Peruse local thrift stores, looking for items you can refurbish. This can often be both the cheapest route and most rewarding. It doesn't mean you have to spend days doing the perfect reconstruction on a junky piece of furniture; it might just mean that you get some purple paint and create yourself a funky bookcase that will look good for a few semesters until you can afford to trade up. The magazine Budget Living offers some great cheap decorating ideas, including ways to make the most of thrift-store finds.
Locally, keep an eye out at NUTS (the Good Samaritan Center, 114 Millsaps Ave.), Salvation Army (110 Presto Lane, 968-3987), used office-furniture stores and all those junk stores in Pearl. Also, watch out for garage sales, even if you don't get up early on Saturdays. Often, you can find the best junk at the cheapest prices in the middle of the day when they just want it all gone.
Once you have all of the big items of furniture, try to fill in the spaces creatively.

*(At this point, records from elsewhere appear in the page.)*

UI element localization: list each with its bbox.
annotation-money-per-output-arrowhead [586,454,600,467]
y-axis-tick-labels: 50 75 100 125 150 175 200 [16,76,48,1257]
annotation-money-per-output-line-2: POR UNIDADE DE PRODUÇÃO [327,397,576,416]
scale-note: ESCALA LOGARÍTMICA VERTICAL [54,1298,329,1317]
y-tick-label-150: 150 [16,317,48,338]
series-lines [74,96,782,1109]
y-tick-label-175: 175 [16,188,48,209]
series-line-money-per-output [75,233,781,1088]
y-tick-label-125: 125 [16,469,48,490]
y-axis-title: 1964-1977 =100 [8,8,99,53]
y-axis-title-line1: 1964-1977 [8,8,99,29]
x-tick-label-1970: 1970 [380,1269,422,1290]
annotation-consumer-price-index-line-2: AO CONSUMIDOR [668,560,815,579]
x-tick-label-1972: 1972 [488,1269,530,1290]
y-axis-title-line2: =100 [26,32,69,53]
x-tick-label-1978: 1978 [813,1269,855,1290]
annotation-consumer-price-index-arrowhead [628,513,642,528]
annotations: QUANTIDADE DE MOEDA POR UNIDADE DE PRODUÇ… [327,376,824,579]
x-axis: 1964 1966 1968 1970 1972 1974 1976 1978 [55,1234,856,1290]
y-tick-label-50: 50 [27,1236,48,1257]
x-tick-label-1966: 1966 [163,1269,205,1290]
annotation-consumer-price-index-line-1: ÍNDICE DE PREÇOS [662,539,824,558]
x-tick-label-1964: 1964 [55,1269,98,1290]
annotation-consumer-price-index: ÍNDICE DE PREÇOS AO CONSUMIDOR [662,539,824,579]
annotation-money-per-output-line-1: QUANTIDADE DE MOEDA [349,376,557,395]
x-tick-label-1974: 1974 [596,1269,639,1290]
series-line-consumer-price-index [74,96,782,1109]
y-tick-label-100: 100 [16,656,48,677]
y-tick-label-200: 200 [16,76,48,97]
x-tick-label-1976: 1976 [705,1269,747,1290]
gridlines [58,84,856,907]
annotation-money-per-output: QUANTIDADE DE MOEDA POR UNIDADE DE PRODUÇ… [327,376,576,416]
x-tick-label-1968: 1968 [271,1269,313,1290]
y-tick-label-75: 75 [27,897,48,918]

There are many household items you can design and decorate yourself, often from cheap materials. Readymade magazine is a wonderful resource for building home items and recycling old furniture. Every issue is packed with ideas, such as making coffee tables out of cardboard panels, ceiling decorations, and others. Create your own artwork by making photo collages, or any other material. Try decorating panels of furniture with geometric shapes and bold color. Stay away from pastel colors, anything with your initials and excessive painterly style when creating your own artwork. The point is, you want to make it look like you did not design the artwork yourself just to fill space.
I cannot stress enough the importance of creative thinking to create a living space that sticks out among the homogenous ranks of dorm and apartment living. Try out new materials, create dissonance, break rules. Exploit colors, juxtapose small- and large-scale designs, anything to break from the mold.
Avoid store-bought design mainstays like cinder blocks, magnetic letters, movie posters, shoe racks, etc. Create your own! You will find this approach much more rewarding, and you will stimulate thinking and appreciation among your friends.